When I was pregnant with my first child, Charlie starting acting strange. We would come home to find little puddles of pee in various spots in the house. Thinking this poor dog had a bladder infection, we took him to the vet. After a thorough exam, the doctor asked if I was pregnant. It was so early on, we had only told our parents, so I was taken aback. The vet said that Charlie knew this and was marking his territory. The doctor said that a dog’s sense of smell is so powerful, it is the equivalence of smelling one drop of water in an Olympic size swimming pool. Charlie could smell the pregnancy hormone on me, and he didn’t like what was about to come.
As he aged and mellowed a bit, Charlie was the most beloved dog in all the kingdom. So many people would say to us, Charlie was the best dog they ever met, and if they could be guaranteed a dog like him, they would get one. When our friends did adopt a dog, they often admitted in a whispered aside that he or she was no Charlie.
Charlie loved kids (except ours at first because they knocked him down a few notches on the attention scale). He would let toddlers crawl all over him, pull on his fur with their chubby fingers, and not move a muscle. Every time we came home, he brought us a present, like a chew or a stuffed animal. In fact, we would leave him a chew when went to work, but Charlie would not touch it until we got home. In the morning when we were getting ready, we would find Charlie under the blankets with his head on the pillow just like a person. And, on more than one occasion I was convinced, that dog knew English. If we said the word “walk” even in casual conversation, Charlie would run over to where his leash hung and dance around until guilt propelled me to take him outside.
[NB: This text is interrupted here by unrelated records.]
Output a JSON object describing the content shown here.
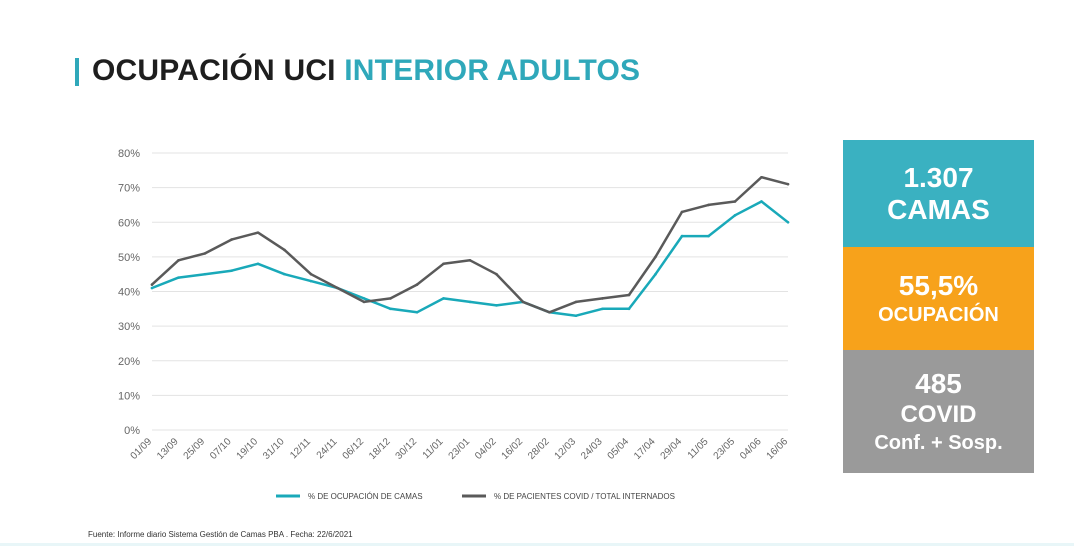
{
  "title": {
    "part1": "OCUPACIÓN UCI",
    "part2": "INTERIOR ADULTOS"
  },
  "colors": {
    "accent": "#2fa8ba",
    "series_beds": "#19a9b9",
    "series_covid": "#5a5a5a",
    "orange": "#f7a21b",
    "gray": "#9a9a9a"
  },
  "kpis": [
    {
      "lines": [
        "1.307",
        "CAMAS"
      ],
      "color": "#3ab1c1"
    },
    {
      "lines": [
        "55,5%",
        "OCUPACIÓN"
      ],
      "color": "#f7a21b"
    },
    {
      "lines": [
        "485",
        "COVID",
        "Conf. + Sosp."
      ],
      "color": "#9a9a9a"
    }
  ],
  "source": "Fuente: Informe diario Sistema Gestión de Camas PBA . Fecha: 22/6/2021",
  "chart_data": {
    "type": "line",
    "title": "",
    "xlabel": "",
    "ylabel": "",
    "ylim": [
      0,
      80
    ],
    "yticks": [
      "0%",
      "10%",
      "20%",
      "30%",
      "40%",
      "50%",
      "60%",
      "70%",
      "80%"
    ],
    "grid": true,
    "legend_position": "bottom",
    "x": [
      "01/09",
      "13/09",
      "25/09",
      "07/10",
      "19/10",
      "31/10",
      "12/11",
      "24/11",
      "06/12",
      "18/12",
      "30/12",
      "11/01",
      "23/01",
      "04/02",
      "16/02",
      "28/02",
      "12/03",
      "24/03",
      "05/04",
      "17/04",
      "29/04",
      "11/05",
      "23/05",
      "04/06",
      "16/06"
    ],
    "series": [
      {
        "name": "% DE OCUPACIÓN DE CAMAS",
        "color": "#19a9b9",
        "values": [
          41,
          44,
          45,
          46,
          48,
          45,
          43,
          41,
          38,
          35,
          34,
          38,
          37,
          36,
          37,
          34,
          33,
          35,
          35,
          45,
          56,
          56,
          62,
          66,
          60
        ]
      },
      {
        "name": "% DE PACIENTES COVID / TOTAL INTERNADOS",
        "color": "#5a5a5a",
        "values": [
          42,
          49,
          51,
          55,
          57,
          52,
          45,
          41,
          37,
          38,
          42,
          48,
          49,
          45,
          37,
          34,
          37,
          38,
          39,
          50,
          63,
          65,
          66,
          73,
          71
        ]
      }
    ]
  }
}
In some ways, Charlie was a therapy dog because when a child came over who was deathly afraid of dogs—and I mean climbing-onto-their-parent’s-head afraid—in time Charlie would somehow hypnotize them. But the end of the visit, the child would be laying across Charlie or typing bows in his hair. Everybody loved Charlie.
The day we took Charlie into the vet for the last time, we told our kids what we were doing. We had given them warning for about a month that their puppy brother was not doing well. They spent an hour or so hugging him and crying over him. It broke and rebroke my heart every time I heard them cry out his name.
Watching Charlie die was so heart wrenching for me. I had known death. I watched both my mother and father-in-law die. There are no words for that kind of loss. But, with Charlie I had a gnawing pang of guilt because Mike and I made the decision to end his life. That is an Atlas-like burden that I am still not over. But, it was peaceful. Charlie just stopped breathing as we petted his bear-like body. One second here, the next gone.
When we got home, the kids were still crying. I was crying. I soothed them the best way I knew how by saying, “Charlie is not in pain anymore.” But, that night when I was putting my 8-year-old to bed, he asked me if I thought Charlie was in heaven. I said I did. I don’t know why I believe that. I think I just can’t imagine a heaven without a Charlie. So, in my version of heaven Charlie young, arthritic-free, running side-by-side with the angels, and ever chasing (never catching) heavenly squirrels.